The Sept. 30, 2010, incident involved a fuel cross-feed problem on a Cessna Citation Sovereign. (Get the full report, in .PDF format, here
.) During the probe, AAIB discovered that the operator did not have documentation to explain how to decode the FDR. When AAIB went to Cessna, the OEM referred investigators to the FDR supplier. Explained AAIB:
The organisation most likely to possess the information and expertise required to generate a suitable FDR decode document is the organisation that designed the FDR installation. In this case, the FDR installation was ‘as delivered’ by the aircraft manufacturer and formed part of the aircraft’s type certification. However, the aircraft manufacturer did not have any controlled documentation that provided the necessary detail. The aircraft manufacturer referred to the avionic system equipment manufacturer who was able to provide a controlled document with sufficient detail for the purposes of this investigation. However, this document is proprietary to the equipment manufacturer and was not shared with the aircraft operator, which was therefore unable to fulfill its obligations under Regulation (EC) 859/2008 to keep such a document.

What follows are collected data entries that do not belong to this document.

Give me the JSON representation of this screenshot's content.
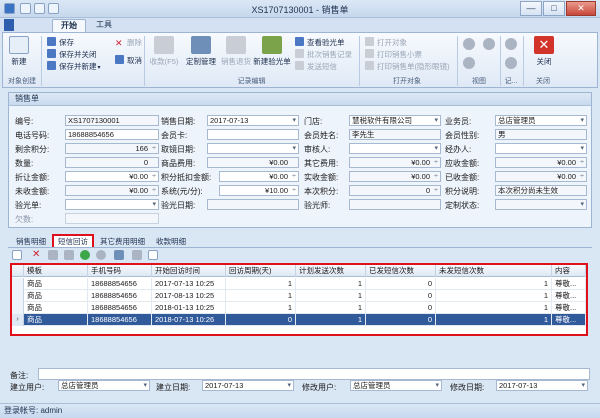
{
  "window": {
    "title": "XS1707130001 - 销售单",
    "controls": [
      "—",
      "□",
      "✕"
    ]
  },
  "ribbon_tabs": [
    "开始",
    "工具"
  ],
  "ribbon": {
    "new_label": "新建",
    "new_group": "对象创建",
    "save": "保存",
    "save_close": "保存并关闭",
    "save_new": "保存并新建",
    "delete": "删除",
    "cancel": "取消",
    "collect": "收款(F5)",
    "custom_manage": "定制管理",
    "sales_return": "销售退货",
    "new_check": "新建验光单",
    "check_bill": "查看验光单",
    "batch_check": "批次销售记录",
    "send_sms": "发送短信",
    "record_group": "记录编辑",
    "open_obj": "打开对象",
    "print_ticket": "打印销售小票",
    "print_bill": "打印销售单(隐形眼镜)",
    "print_group": "打开对象",
    "view_group": "视图",
    "rec_group": "记...",
    "close": "关闭",
    "close_group": "关闭"
  },
  "panel": {
    "title": "销售单",
    "fields": {
      "no_label": "编号:",
      "no": "XS1707130001",
      "date_label": "销售日期:",
      "date": "2017-07-13",
      "store_label": "门店:",
      "store": "慧税软件有限公司",
      "staff_label": "业务员:",
      "staff": "总店管理员",
      "phone_label": "电话号码:",
      "phone": "18688854656",
      "card_label": "会员卡:",
      "card": "",
      "member_label": "会员姓名:",
      "member": "李先生",
      "gender_label": "会员性别:",
      "gender": "男",
      "points_label": "剩余积分:",
      "points": "166",
      "pickup_label": "取镜日期:",
      "pickup": "",
      "audit_label": "审核人:",
      "audit": "",
      "handler_label": "经办人:",
      "handler": "",
      "qty_label": "数量:",
      "qty": "0",
      "goods_label": "商品费用:",
      "goods": "¥0.00",
      "other_label": "其它费用:",
      "other": "¥0.00",
      "due_label": "应收金额:",
      "due": "¥0.00",
      "discount_label": "折让金额:",
      "discount": "¥0.00",
      "pointsdeduct_label": "积分抵扣金额:",
      "pointsdeduct": "¥0.00",
      "actual_label": "实收金额:",
      "actual": "¥0.00",
      "received_label": "已收金额:",
      "received": "¥0.00",
      "unpaid_label": "未收金额:",
      "unpaid": "¥0.00",
      "system_label": "系统(元/分):",
      "system": "¥10.00",
      "thispoints_label": "本次积分:",
      "thispoints": "0",
      "pointsnote_label": "积分说明:",
      "pointsnote": "本次积分尚未生效",
      "optician_label": "验光单:",
      "optician": "",
      "checkdate_label": "验光日期:",
      "checkdate": "",
      "optometrist_label": "验光师:",
      "optometrist": "",
      "customstate_label": "定制状态:",
      "customstate": "",
      "owed_label": "欠数:",
      "owed": ""
    }
  },
  "bottom_tabs": [
    "销售明细",
    "短信回访",
    "其它费用明细",
    "收款明细"
  ],
  "grid": {
    "columns": [
      "模板",
      "手机号码",
      "开始回访时间",
      "回访周期(天)",
      "计划发送次数",
      "已发短信次数",
      "未发短信次数",
      "内容"
    ],
    "rows": [
      [
        "商品",
        "18688854656",
        "2017-07-13 10:25",
        "1",
        "1",
        "0",
        "1",
        "尊敬..."
      ],
      [
        "商品",
        "18688854656",
        "2017-08-13 10:25",
        "1",
        "1",
        "0",
        "1",
        "尊敬..."
      ],
      [
        "商品",
        "18688854656",
        "2018-01-13 10:25",
        "1",
        "1",
        "0",
        "1",
        "尊敬..."
      ],
      [
        "商品",
        "18688854656",
        "2018-07-13 10:26",
        "0",
        "1",
        "0",
        "1",
        "尊敬..."
      ]
    ]
  },
  "footer": {
    "remark_label": "备注:",
    "creator_label": "建立用户:",
    "creator": "总店管理员",
    "createdate_label": "建立日期:",
    "createdate": "2017-07-13",
    "modifier_label": "修改用户:",
    "modifier": "总店管理员",
    "modifydate_label": "修改日期:",
    "modifydate": "2017-07-13"
  },
  "status": "登录帐号: admin",
  "colors": {
    "accent": "#315a9a",
    "highlight": "#e0101a"
  }
}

AAIB noted two other recent investigations, one involving a Citation X and another involving a Gulfstream G150, that encountered "FDR documentation issues." AAIB confirmed with EASA that Part 21A.61, "Instructions for Continued Airworthiness," does apply to FDR decoding documentation, even though the rule doesn't explicitly say that. As a result, AAIB recommends that both EASA and FAA review its regulations to ensure that FDR ICA requirements are clearly spelled out for type certificate and supplemental type certificate holders, and that any necessary guidance is issued to clarify the rules.
Meanwhile, AAIB noted that Cessna has developed controlled ICA documents for its Sovereign and Citation X FDRs, and is distributing them, "at no charge," to any operator that wants them, as well as to all new customers.